LCEN : les hébergeurs se désolidarisent des sites Web 2.0

Les hébergeurs de données ne veulent plus être amalgamés aux sites communautaires. Ils réclament une évolution de la LCEN, tendant vers la création d'un statut propre pour les acteurs du Web 2.0.

Alors que les procédures judiciaires se multiplient à l'encontre des sites participatifs, les hébergeurs techniques commencent également à s'émouvoir du statut juridique que leur accorde la loi sur l'Economie numérique (LCEN) de 2004. Ce texte accorde actuellement le même statut juridique à ces deux types de sociétés, qu'elles soient des plates-formes communautaires ou qu'elles se contentent de stocker des données sur des serveurs : celui d'hébergeur, non responsable des contenus publiés.

Or affirment les hébergeurs techniques, le métier d'un hébergeur de données et celui d'un hébergeur de contenus est loin d'être le même. "Ce statut est devenu un vrai fourre-tout dans lequel on mélange les hébergeurs de données et les hébergeurs d'opinion", estime Eric Sansonny, directeur marketing et commercial de la société Amen. "Nous ne sommes que des réceptacles de données, il ne nous appartient pas de contrôler ce que stockent nos clients."

Le rapport d'évaluation de la LCEN adopté en janvier dernier par la commission des Affaires économiques de l'Assemblée nationale devrait justement conforter la position des hébergeurs de données. Son auteur, Jean Dionis du Séjour (Nouveau Centre, Lot-et-Garonne) préconise de "légiférer pour adapter la loi à la diversification de l'activité d'hébergeur, en tenant compte, par exemple des spécificités de l'activité d'hébergeur de sites collaboratifs".

Autrement dit, le député prône la création d'un troisième statut pour les sites collaboratifs, aux côtés de ceux d'hébergeur et d'éditeur. Le député suggère en fait de renforcer les responsabilités des services communautaires, bénéficiant jusqu'à présent du statut d'hébergeur. "Le statut d'irresponsabilité ne leur convient plus", estime-t-il. Les hébergeurs de données continueraient quant à eux de bénéficier du statut actuel d'hébergeur, prévu par la LCEN. Une proposition saluée par ces derniers.
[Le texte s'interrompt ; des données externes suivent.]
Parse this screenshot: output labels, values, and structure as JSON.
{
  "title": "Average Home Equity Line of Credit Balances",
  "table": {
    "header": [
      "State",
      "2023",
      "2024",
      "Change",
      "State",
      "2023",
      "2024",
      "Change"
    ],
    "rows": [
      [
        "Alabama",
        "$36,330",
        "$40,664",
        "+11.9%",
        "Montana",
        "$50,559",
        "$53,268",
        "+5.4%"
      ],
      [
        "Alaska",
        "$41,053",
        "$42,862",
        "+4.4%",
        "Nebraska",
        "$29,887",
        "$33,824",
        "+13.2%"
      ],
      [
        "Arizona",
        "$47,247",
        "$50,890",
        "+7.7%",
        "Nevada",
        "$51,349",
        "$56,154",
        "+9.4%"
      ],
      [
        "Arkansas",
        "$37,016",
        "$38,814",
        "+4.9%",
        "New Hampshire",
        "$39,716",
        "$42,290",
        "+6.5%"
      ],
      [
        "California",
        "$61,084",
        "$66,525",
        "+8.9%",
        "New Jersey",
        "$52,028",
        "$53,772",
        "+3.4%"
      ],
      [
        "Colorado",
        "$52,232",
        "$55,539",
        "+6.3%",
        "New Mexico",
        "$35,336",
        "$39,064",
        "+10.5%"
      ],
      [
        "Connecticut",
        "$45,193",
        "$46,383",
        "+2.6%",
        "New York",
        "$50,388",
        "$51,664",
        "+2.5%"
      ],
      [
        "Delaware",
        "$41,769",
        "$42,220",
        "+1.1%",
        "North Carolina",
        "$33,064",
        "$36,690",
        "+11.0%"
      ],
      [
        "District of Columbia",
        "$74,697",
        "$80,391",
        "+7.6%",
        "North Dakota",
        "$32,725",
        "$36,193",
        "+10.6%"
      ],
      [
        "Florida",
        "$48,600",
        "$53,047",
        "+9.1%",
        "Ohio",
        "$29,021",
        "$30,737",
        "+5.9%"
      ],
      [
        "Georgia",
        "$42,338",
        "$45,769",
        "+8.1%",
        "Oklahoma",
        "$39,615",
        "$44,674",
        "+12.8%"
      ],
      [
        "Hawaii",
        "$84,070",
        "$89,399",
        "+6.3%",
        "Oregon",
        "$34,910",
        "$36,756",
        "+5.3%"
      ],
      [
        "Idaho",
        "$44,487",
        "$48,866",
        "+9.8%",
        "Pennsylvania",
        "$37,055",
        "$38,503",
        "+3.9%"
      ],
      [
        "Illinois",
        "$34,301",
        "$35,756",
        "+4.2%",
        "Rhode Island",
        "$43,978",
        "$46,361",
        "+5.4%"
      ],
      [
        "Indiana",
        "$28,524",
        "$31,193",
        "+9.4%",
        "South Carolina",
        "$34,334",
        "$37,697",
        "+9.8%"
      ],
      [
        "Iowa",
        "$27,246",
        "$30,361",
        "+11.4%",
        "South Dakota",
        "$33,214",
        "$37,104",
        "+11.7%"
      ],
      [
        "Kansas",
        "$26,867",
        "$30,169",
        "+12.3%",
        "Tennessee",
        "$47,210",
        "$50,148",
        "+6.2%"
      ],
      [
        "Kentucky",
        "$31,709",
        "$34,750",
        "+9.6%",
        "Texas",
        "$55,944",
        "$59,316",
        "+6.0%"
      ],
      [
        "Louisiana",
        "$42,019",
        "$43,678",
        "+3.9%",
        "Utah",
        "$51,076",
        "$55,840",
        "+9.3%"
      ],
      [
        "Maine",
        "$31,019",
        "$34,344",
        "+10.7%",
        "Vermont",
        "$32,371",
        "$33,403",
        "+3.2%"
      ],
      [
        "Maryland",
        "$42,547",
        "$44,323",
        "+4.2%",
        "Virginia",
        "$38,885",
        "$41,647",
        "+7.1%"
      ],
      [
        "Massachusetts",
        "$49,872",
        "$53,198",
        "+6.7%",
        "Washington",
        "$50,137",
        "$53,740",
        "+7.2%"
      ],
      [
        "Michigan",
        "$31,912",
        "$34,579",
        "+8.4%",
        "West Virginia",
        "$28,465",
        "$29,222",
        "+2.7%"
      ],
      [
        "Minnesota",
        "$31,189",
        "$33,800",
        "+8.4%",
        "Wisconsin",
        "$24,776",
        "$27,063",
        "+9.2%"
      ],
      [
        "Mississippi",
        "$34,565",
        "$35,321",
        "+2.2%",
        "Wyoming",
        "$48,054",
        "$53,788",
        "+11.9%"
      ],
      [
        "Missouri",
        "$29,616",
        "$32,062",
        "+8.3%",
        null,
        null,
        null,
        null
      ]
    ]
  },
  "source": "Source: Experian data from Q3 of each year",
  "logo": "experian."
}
Et pourtant, la création de ce nouveau statut pour les sites participatifs ne protègera pas pour autant les hébergeurs techniques d'éventuelles poursuites. Car la plupart des décisions juridiques rendues depuis la mise en application de la LCEN tendent à reconnaître une certaine responsabilité aux sites ayant le statut d'hébergeur, dès lors qu'ils ont connaissance de faits pouvant entraîner des litiges.

Ainsi, Amen a par exemple été condamnée en mars dernier par le tribunal de grande instance de Toulouse, pour n'avoir pas retiré assez rapidement un contenu illicite stocké sur ses serveurs par l'un de ses clients. Depuis, Amen a fait appel de cette décision. "Les hébergeurs techniques ne se satisferont pas de ce statu quo, dans lequel ils conservent une part de responsabilité", prédit Benoît Tabaka, directeur juridique et règlementaire de PriceMinister, un des membres de l'Association des services Internet communautaires (Asic).

Le dernier mot devrait cependant revenir au tout nouveau secrétaire d'Etat à l'Economie numérique, Eric Besson. Ce dernier a déjà indiqué ne pas vouloir réviser la LCEN, indiquant qu'il n'avait pas l'intention de "castrer" Internet. Mercredi 23 avril, il a d'ailleurs rencontré les représentants de l'Asic, réaffirmant son souhait de conserver le cadre juridique actuel.